Heavy baryon spectrum with chiral multiplets of scalar and vector diquarks

TL;DR

This paper develops a chiral effective theory for scalar and vector diquarks to model the spectra of singly heavy baryons, using a potential quark model and lattice QCD data to predict positive and negative parity states.

Contribution

It introduces a novel heavy-quark--diquark model based on chiral effective theory and applies it to predict heavy baryon spectra, incorporating lattice QCD data and experimental comparisons.

Findings

Negative parity states of $\Xi_Q$ differ from $\Lambda_Q$ due to pseudoscalar diquark hierarchy.

Similar spectra observed for $\Sigma_Q$, $\Xi'_Q$, and $\Omega_Q$ baryons.

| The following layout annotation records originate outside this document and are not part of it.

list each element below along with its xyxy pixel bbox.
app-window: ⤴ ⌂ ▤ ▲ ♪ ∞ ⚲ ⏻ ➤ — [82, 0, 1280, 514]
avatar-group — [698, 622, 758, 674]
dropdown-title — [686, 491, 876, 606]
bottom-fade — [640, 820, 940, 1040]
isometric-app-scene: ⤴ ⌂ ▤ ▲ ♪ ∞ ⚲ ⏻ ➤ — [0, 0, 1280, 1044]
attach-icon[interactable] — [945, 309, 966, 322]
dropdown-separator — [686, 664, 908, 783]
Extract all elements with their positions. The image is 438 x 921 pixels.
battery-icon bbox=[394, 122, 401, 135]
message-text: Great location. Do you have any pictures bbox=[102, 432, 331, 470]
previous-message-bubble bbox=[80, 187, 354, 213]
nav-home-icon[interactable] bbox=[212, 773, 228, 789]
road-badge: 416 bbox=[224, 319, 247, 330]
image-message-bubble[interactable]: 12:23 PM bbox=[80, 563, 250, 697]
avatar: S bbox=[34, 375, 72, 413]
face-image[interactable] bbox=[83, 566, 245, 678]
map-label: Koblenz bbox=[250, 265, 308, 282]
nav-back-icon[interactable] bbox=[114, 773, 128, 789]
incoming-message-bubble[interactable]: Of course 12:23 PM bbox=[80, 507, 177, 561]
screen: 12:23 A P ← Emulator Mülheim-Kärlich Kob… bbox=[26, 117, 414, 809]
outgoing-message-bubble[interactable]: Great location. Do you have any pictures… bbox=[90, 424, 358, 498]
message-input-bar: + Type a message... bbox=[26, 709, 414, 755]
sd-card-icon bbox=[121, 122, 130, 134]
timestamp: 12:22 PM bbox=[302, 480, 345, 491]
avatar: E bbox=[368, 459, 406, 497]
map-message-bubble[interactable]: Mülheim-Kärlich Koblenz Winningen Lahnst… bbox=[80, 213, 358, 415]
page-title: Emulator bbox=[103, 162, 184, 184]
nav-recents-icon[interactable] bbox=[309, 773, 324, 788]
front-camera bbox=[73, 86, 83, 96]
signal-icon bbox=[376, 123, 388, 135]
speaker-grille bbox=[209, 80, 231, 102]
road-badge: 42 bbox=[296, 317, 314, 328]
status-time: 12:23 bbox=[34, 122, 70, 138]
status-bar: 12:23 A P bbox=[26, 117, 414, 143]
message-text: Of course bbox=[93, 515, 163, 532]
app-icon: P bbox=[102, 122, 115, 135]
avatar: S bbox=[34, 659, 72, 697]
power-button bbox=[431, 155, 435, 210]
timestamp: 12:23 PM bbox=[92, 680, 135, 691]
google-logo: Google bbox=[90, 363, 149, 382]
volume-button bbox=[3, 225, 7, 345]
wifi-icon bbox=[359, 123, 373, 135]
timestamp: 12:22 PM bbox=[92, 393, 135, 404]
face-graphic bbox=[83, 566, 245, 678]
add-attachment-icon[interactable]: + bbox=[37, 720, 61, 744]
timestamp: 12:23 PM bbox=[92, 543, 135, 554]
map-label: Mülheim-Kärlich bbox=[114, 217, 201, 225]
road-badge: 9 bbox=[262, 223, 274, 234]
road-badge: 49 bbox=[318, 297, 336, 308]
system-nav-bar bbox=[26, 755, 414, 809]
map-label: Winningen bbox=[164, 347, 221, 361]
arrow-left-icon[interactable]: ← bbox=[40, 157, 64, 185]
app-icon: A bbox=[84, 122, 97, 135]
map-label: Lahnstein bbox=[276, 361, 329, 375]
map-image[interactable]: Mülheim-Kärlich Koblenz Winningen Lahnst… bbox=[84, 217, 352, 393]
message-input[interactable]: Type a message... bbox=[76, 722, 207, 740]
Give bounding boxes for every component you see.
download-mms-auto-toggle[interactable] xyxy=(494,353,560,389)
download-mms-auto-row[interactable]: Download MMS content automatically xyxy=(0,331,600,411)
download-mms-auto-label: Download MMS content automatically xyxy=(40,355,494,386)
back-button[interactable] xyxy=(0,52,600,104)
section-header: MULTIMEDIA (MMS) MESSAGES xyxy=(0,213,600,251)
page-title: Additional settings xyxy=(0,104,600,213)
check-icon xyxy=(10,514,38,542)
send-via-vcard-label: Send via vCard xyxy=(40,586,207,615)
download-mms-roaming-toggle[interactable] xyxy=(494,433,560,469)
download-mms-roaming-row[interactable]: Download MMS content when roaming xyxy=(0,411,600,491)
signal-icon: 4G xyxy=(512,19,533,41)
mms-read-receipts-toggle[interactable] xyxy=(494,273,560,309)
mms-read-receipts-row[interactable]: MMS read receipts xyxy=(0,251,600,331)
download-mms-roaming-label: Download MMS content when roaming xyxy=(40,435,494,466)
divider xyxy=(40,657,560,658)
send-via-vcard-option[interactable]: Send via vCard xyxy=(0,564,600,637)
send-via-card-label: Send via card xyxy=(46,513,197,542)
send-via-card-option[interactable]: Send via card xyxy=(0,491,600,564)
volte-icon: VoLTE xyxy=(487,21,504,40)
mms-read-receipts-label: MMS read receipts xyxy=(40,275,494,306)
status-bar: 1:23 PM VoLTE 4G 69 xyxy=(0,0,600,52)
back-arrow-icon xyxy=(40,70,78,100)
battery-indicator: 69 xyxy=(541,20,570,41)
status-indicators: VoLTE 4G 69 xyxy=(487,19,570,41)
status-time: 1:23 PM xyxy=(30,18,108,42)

Model results agree with experimental data and quark model predictions.

Abstract

Chiral effective theory of scalar and vector diquarks is formulated according to the linear sigma model. The main application is to describe the ground and excited states of singly heavy baryons with a charm or bottom quark. Applying the potential quark model between the diquark and the heavy quark ($Q=c, b$), we construct a heavy-quark--diquark model. The spectra of the positive- and negative-parity states of $\Lambda_Q$, $\Sigma_Q$, $\Xi^{(')}_Q$ and $\Omega_Q$ are obtained. The masses and interaction parameters of the effective theory are fixed partly from the lattice QCD data and also from fitting low-lying heavy baryon masses. We find that the negative parity excited states of $\Xi_Q$ (flavor $\bar{\bf 3}$) are different from those of $\Lambda_Q$, because of the inverse hierarchy of the pseudoscalar diquark. On the other hand, $\Sigma_Q, \Xi'_Q$ and $\Omega_Q$ (flavor ${\bf 6}$) baryons have similar spectra. We compare our results of the heavy-quark--diquark model with experimental data as well as the quark model.